How SparkStreaming writes Hive latency 07/02 Update SLTechnology News&Howtos

How SparkStreaming writes Hive latency

2025-07-02 Update From: SLTechnology News&Howtos shulou NAV: SLTechnology News&Howtos > Internet Technology >

Shulou(Shulou.com)06/01 Report--

Editor to share with you how to write SparkStreaming Hive delay, I believe that most people do not know much about it, so share this article for your reference, I hope you can learn a lot after reading this article, let's learn about it!

Background:

Hive version: 1.2.1 Magi Spark version: 2.3.0, real-time program logic is relatively simple, from Kafka consumption data, write to Hive table.

The data order of magnitude is hundreds of millions, and the bath time of SparkStreaming is 1 min. Task accumulation begins at a certain time, that is, a large number of tasks are in Queued state, stuck in a certain job, and the longest delay time is 1.7h.

Checking the job status has been in processing, but it only takes about 30 seconds for the job to write the hive, but the final execution of the job takes much longer than that.

Slowly, each batch is a few minutes slower and accumulates, resulting in a large area of data delay.

Analysis:

Write part of the logic code to Hive, which is simple, as follows:

/ / the conversion process of the above RDD is slightly.... toDF.write.mode (SaveMode.Append) .insertInto ("ods.user_events")

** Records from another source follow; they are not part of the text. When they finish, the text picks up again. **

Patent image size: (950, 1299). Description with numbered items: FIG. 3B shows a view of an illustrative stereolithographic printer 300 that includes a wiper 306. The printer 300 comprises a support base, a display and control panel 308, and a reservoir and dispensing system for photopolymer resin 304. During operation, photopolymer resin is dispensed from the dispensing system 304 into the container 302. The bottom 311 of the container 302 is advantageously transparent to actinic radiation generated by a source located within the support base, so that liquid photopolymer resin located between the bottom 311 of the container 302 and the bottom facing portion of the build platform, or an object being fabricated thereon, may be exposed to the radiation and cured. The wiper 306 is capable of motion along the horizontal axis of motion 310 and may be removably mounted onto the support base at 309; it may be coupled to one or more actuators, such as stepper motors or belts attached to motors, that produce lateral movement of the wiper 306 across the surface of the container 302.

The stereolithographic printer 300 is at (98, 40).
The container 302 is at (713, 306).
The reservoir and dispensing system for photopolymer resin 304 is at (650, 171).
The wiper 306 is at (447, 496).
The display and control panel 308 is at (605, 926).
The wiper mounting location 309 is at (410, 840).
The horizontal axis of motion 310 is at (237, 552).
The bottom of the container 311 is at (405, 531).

By looking at the source code of Hive, we found that:

If you read the source code above, you can find that when you write data to Hive, you will generate a lin folder starting with. Hive-staging in the target table (the folder of the default location target table after version 1.1), and the result will be stored in a temporary folder. After the execution is completed, put the temporary folder rename under the corresponding target table file.

The rename here is not as simple as directly modifying hive metadata. Mv file is executed only under certain conditions, otherwise it will still be in the form of copy file.

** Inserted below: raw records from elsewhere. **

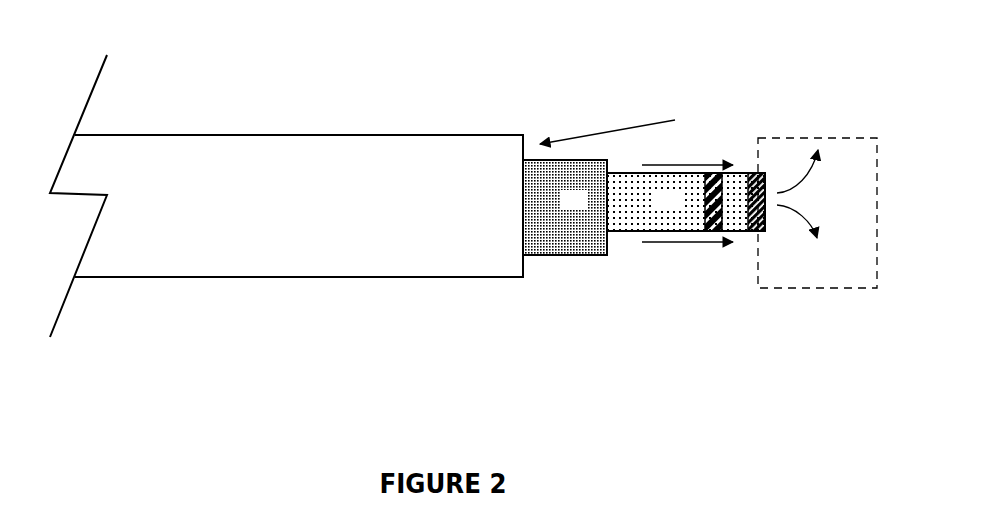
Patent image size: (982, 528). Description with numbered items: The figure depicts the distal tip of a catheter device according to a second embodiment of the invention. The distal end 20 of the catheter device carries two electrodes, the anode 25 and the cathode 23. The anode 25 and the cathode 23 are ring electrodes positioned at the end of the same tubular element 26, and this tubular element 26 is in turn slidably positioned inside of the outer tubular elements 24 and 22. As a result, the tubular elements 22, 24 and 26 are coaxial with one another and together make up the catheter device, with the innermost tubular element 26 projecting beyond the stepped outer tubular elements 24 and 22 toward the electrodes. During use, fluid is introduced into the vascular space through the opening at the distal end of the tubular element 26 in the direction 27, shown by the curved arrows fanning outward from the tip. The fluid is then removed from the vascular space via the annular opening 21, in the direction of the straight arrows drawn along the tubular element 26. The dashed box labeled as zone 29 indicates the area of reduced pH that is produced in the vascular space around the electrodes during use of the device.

The distal end 20 is at (281, 96).
The annular opening 21 is at (538, 269).
The outer tubular element 22 is at (261, 216).
The cathode 23 is at (710, 170).
The outer tubular element 24 is at (588, 214).
The anode 25 is at (760, 173).
The tubular element 26 is at (652, 214).
The direction of fluid introduction 27 is at (816, 194).
The zone of reduced pH 29 is at (793, 293).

If the source and destination directories are the same root directory, each file under the source directory is copied. Instead, perform remane operations (only namenode metadata is involved, no additional data operations).

Source code reference: https://github.com/apache/hive/blob/23db35e092ce1d09c5993b45c8b0f790505fc1a5/ql/src/java/org/apache/hadoop/hive/ql/metadata/Hive.java

After hive 1.1, temporary files are placed directly under the directory corresponding to the target table, so the final copy operation, if there are many files or a large amount of data, will be very slow.

Resolve:

Option 1: modify the temporary directory

When the hive.exec.stagingdir / tmp/hive/.hive-staging hive task generates a temporary folder address hive.insert.into.multilevel.dirs true hive.insert.into.mulltilevel.dirs is set to false, the parent directory of the insert target directory must exist; when trued is allowed, it does not exist

Scheme 2: the spark falls directly into the corresponding partition of the HDFS, and the hive table is associated with the data in the external table. This kind of does not depend on and hive, reduces the intermediate link. This is to avoid small files as much as possible and reduce the number of files as much as possible.

The above is all the content of the article "how SparkStreaming writes Hive delay". Thank you for reading! I believe we all have a certain understanding, hope to share the content to help you, if you want to learn more knowledge, welcome to follow the industry information channel!

Welcome to subscribe "Shulou Technology Information " to get latest news, interesting things and hot topics in the IT industry, and controls the hottest and latest Internet news, technology news and IT industry trends.

*The comments in the above article only represent the author's personal views and do not represent the views and positions of this website. If you have more insights, please feel free to contribute and share.